If I’d used my sub-skills to question every staff member, Ruben wouldn’t be dead – though my mum might be if I was found out, and that stayed my hand each and every time.
Searching the thoughts, minds and memories of too many people was dangerous.
I’d made the right call for myself and my family, but I had to live with the consequences and today that was hard.
Despite our best efforts, Ruben had been taken; our best efforts hadn’t been good enough.
‘The kicker?’ Channing continued. ‘The roommate said he’s afraid of fire, pathological about it. As deputy manager at Botany, he rolled out electrical table lamps instead of open flames. Apparently a seer once told him to beware of fire.’

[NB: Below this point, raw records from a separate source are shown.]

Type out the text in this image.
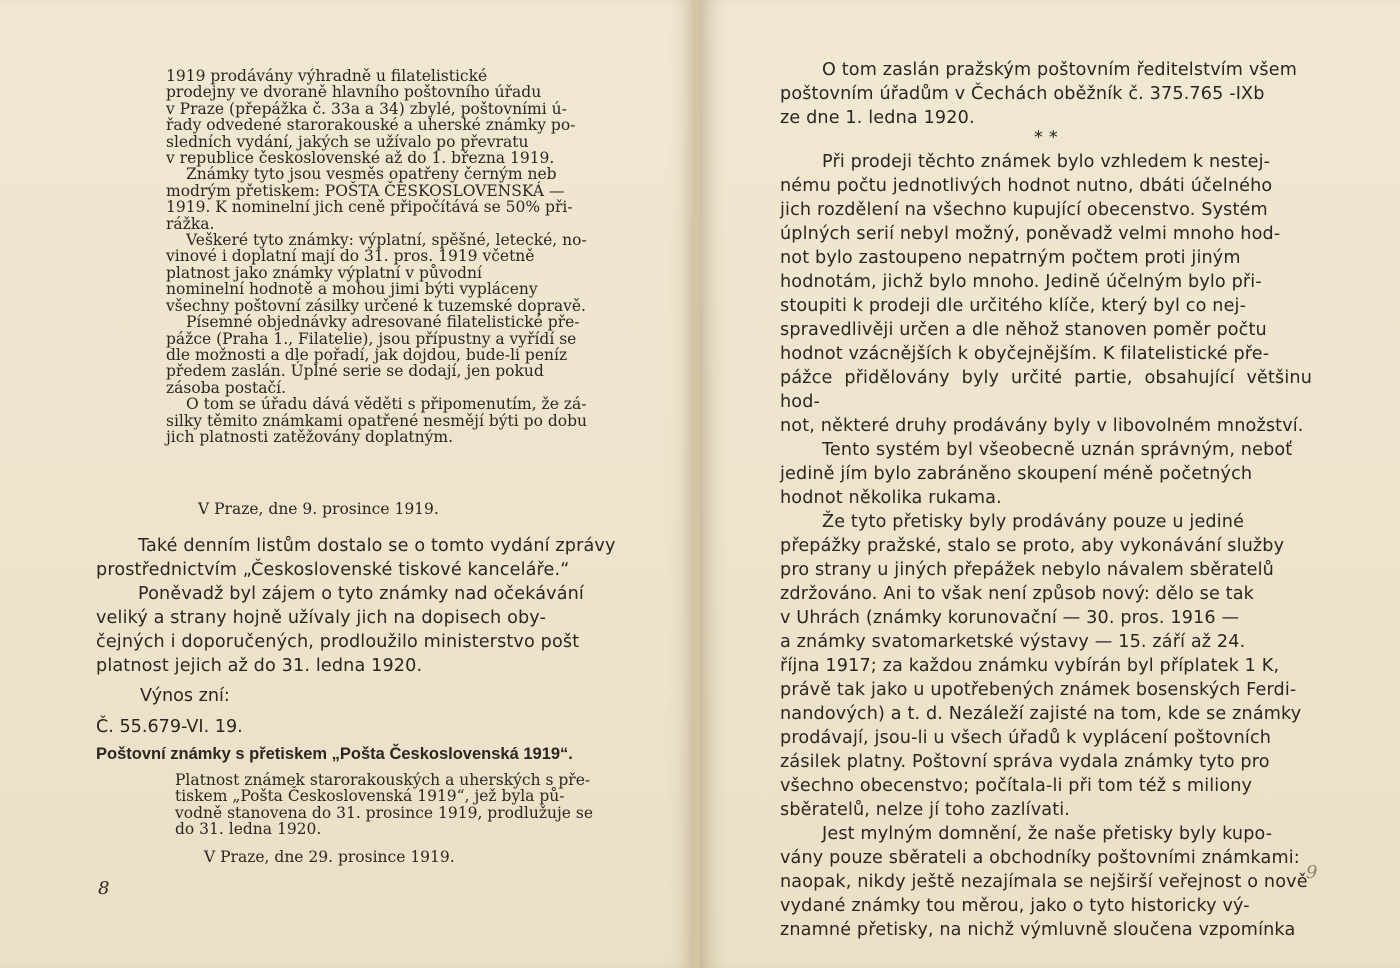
1919 prodávány výhradně u filatelistické
prodejny ve dvoraně hlavního poštovního úřadu
v Praze (přepážka č. 33a a 34) zbylé, poštovními ú-
řady odvedené starorakouské a uherské známky po-
sledních vydání, jakých se užívalo po převratu
v republice československé až do 1. března 1919.

Známky tyto jsou vesměs opatřeny černým neb
modrým přetiskem: POŠTA ČESKOSLOVENSKÁ —
1919. K nominelní jich ceně připočítává se 50% při-
rážka.

Veškeré tyto známky: výplatní, spěšné, letecké, no-
vinové i doplatní mají do 31. pros. 1919 včetně
platnost jako známky výplatní v původní
nominelní hodnotě a mohou jimi býti vypláceny
všechny poštovní zásilky určené k tuzemské dopravě.

Písemné objednávky adresované filatelistické pře-
pážce (Praha 1., Filatelie), jsou přípustny a vyřídí se
dle možnosti a dle pořadí, jak dojdou, bude-li peníz
předem zaslán. Úplné serie se dodají, jen pokud
zásoba postačí.

O tom se úřadu dává věděti s připomenutím, že zá-
silky těmito známkami opatřené nesmějí býti po dobu
jich platnosti zatěžovány doplatným.

V Praze, dne 9. prosince 1919.

Také denním listům dostalo se o tomto vydání zprávy
prostřednictvím „Československé tiskové kanceláře.“

Poněvadž byl zájem o tyto známky nad očekávání
veliký a strany hojně užívaly jich na dopisech oby-
čejných i doporučených, prodloužilo ministerstvo pošt
platnost jejich až do 31. ledna 1920.

Výnos zní:
Č. 55.679-VI. 19.
Poštovní známky s přetiskem „Pošta Československá 1919“.

Platnost známek starorakouských a uherských s pře-
tiskem „Pošta Československá 1919“, jež byla pů-
vodně stanovena do 31. prosince 1919, prodlužuje se
do 31. ledna 1920.

V Praze, dne 29. prosince 1919.
8

O tom zaslán pražským poštovním ředitelstvím všem
poštovním úřadům v Čechách oběžník č. 375.765 -IXb
ze dne 1. ledna 1920.

* *

Při prodeji těchto známek bylo vzhledem k nestej-
nému počtu jednotlivých hodnot nutno, dbáti účelného
jich rozdělení na všechno kupující obecenstvo. Systém
úplných serií nebyl možný, poněvadž velmi mnoho hod-
not bylo zastoupeno nepatrným počtem proti jiným
hodnotám, jichž bylo mnoho. Jedině účelným bylo při-
stoupiti k prodeji dle určitého klíče, který byl co nej-
spravedlivěji určen a dle něhož stanoven poměr počtu
hodnot vzácnějších k obyčejnějším. K filatelistické pře-
pážce přidělovány byly určité partie, obsahující většinu hod-
not, některé druhy prodávány byly v libovolném množství.

Tento systém byl všeobecně uznán správným, neboť
jedině jím bylo zabráněno skoupení méně početných
hodnot několika rukama.

Že tyto přetisky byly prodávány pouze u jediné
přepážky pražské, stalo se proto, aby vykonávání služby
pro strany u jiných přepážek nebylo návalem sběratelů
zdržováno. Ani to však není způsob nový: dělo se tak
v Uhrách (známky korunovační — 30. pros. 1916 —
a známky svatomarketské výstavy — 15. září až 24.
října 1917; za každou známku vybírán byl příplatek 1 K,
právě tak jako u upotřebených známek bosenských Ferdi-
nandových) a t. d. Nezáleží zajisté na tom, kde se známky
prodávají, jsou-li u všech úřadů k vyplácení poštovních
zásilek platny. Poštovní správa vydala známky tyto pro
všechno obecenstvo; počítala-li při tom též s miliony
sběratelů, nelze jí toho zazlívati.

Jest mylným domnění, že naše přetisky byly kupo-
vány pouze sběrateli a obchodníky poštovními známkami:
naopak, nikdy ještě nezajímala se nejširší veřejnost o nově
vydané známky tou měrou, jako o tyto historicky vý-
znamné přetisky, na nichž výmluvně sloučena vzpomínka

9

Well, she hadn’t been wrong. ‘Good work,’ I said tightly. ‘Use SPEL to get McCaffrey to review all of the footage Ji-ho got last night. I want to know everyone that Ruben spoke to, saw, or looked funny at.’
‘Yes, ma— Wise.’
‘Ask Frost to continue talking to the staff. I want to know who is terrified of being buried alive.’
‘I’m on it,’ he promised.
I looked down at the corpse, almost certain now that it was Ruben Jones. ‘Can you identify the body using his dental records?’ I asked Kate.
She leaned over the body, carefully prised the jaw apart and assessed the remaining teeth. They looked blackened and burned to me, but she nodded confidently. ‘Yes, I think so.’
‘Ed, are you happy you’ve got enough photos of the body in situ?’
‘Yeah, we’re all good.’
‘Okay. Kate, take him away and get me a positive ID. We think he’s Ruben Jones, a werewolf, but we need confirmation before we notify his next of kin and his pack.’
‘Two lives lost, then,’ she murmured. ‘Ruben and his wolf. I’ll prioritise confirming the identity of this body then continue working on Bogan.’
‘Thanks, I appreciate that.’
And in the meantime, I would prioritise hunting down Jane Calder, the only fire elemental who worked at Botany.
There had to be other fire elementals linked to the club – regulars, perhaps – but I had no names to work with.
Now I was replaying events in my head: the panic on Jane’s face the first time she saw the Connection at the door; the way she’d blurted the news of Moss’s death to all the staff, and that over-dramatic faint of hers.
My gut said she’d been playing a role, acting. Badly.
Yeah, my gut liked Jane for this all right, and if she was the culprit then we had to stop her before we had a fourth goddamn body in the morgue.